Jonás vivía solo desde hacía años. Había aprendido a ser independiente desde pequeñito, así que nunca tuvo problemas para valerse por sí mismo con las tareas de la casa. Planchaba, cocinaba, limpiaba, cosía… y le relajaba hacerlo. Era su forma de desconectar de los problemas diarios: ponía cualquiera de sus discos de Mark Knopfler o de los Dire Straits en la cadena, y se dejaba llevar.
Solo había una cosa que no soportaba: poner la lavadora. Lo odiaba. A base de estropear ropa, inventó un método infalible para separarla antes de meterla en aquella máquina infernal, como la llamaba: la ropa que se veía y la que no se veía; dependiendo de cuál fuese el grupo en el que organizaba las prendas, las lavaba juntas o no. Eso sí, no había conseguido averiguar lo que todos nos preguntamos: ¿por qué desaparecían allí dentro algunas cosas? Y lo más importante, ¿dónde iban? Pero aprendió a vivir con esa duda.
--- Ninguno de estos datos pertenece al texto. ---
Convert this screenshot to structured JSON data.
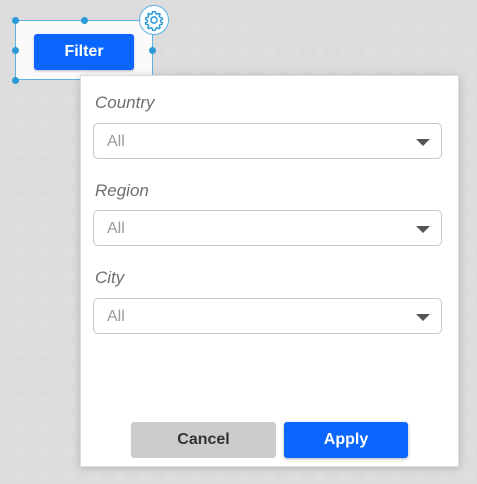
{
  "widget": {
    "filter_label": "Filter",
    "accent": "#0a66ff",
    "frame_color": "#5ab4e0",
    "settings_icon": "gear-icon"
  },
  "panel": {
    "fields": [
      {
        "label": "Country",
        "value": "All"
      },
      {
        "label": "Region",
        "value": "All"
      },
      {
        "label": "City",
        "value": "All"
      }
    ],
    "cancel_label": "Cancel",
    "apply_label": "Apply"
  }
}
En su dormitorio, en una de las paredes, había colgado una madera en la que se leía: «calcetines perdidos» y en ella clavaba los desparejados, con la esperanza de algún día volver a unir algún par, como una textil Celestina.
Aquella noche hacía calor, así que se acostó con la ventana abierta. No corría el aire, como si jamás hubiese habido tal cosa en aquel lugar, y el ventilador escupía una película caliente de vaho que movía de un lado al otro de la habitación, acompasado con sus giros.
Consiguió apresar de alguna forma un mínimo estadio de duermevela en el que seguía siendo consciente de que no estaba dormido del todo, pero su cuerpo sí había empezado a relajarse. Entonces oyó como un estruendo; algo que se caía o se movía, y un traqueteo que le era familiar.
Casi sin darse cuenta, se levantó. Todo estaba a oscuras, pero sabía perfectamente por dónde andaba. Atravesó el pasillo y se dirigió a la cocina. Desde la puerta pudo ver una luz tenue que salía de dentro de la lavadora. Se acercó para asegurarse de que estaba apagada. Por si acaso la desenchufó, pero la luz seguía ahí.
Y de repente se agitó sola. Ese traqueteo familiar como del centrifugado. Fue un movimiento pequeño, pero lo suficiente como para que le hiciese dar un salto hacia atrás. La miró, interrogante, se arrodilló delante y abrió la puerta redonda. La luz seguía allí, al fondo, azul, clara, fría… Sin saber por qué, introdujo la cabeza en las fauces del electrodoméstico, y entonces notó que algo le succionaba hacia adentro. Intentó resistirse apoyando las manos a ambos lados del hueco, pero notó que perdía la consciencia, que todo se quedaba completamente a oscuras y que flotaba.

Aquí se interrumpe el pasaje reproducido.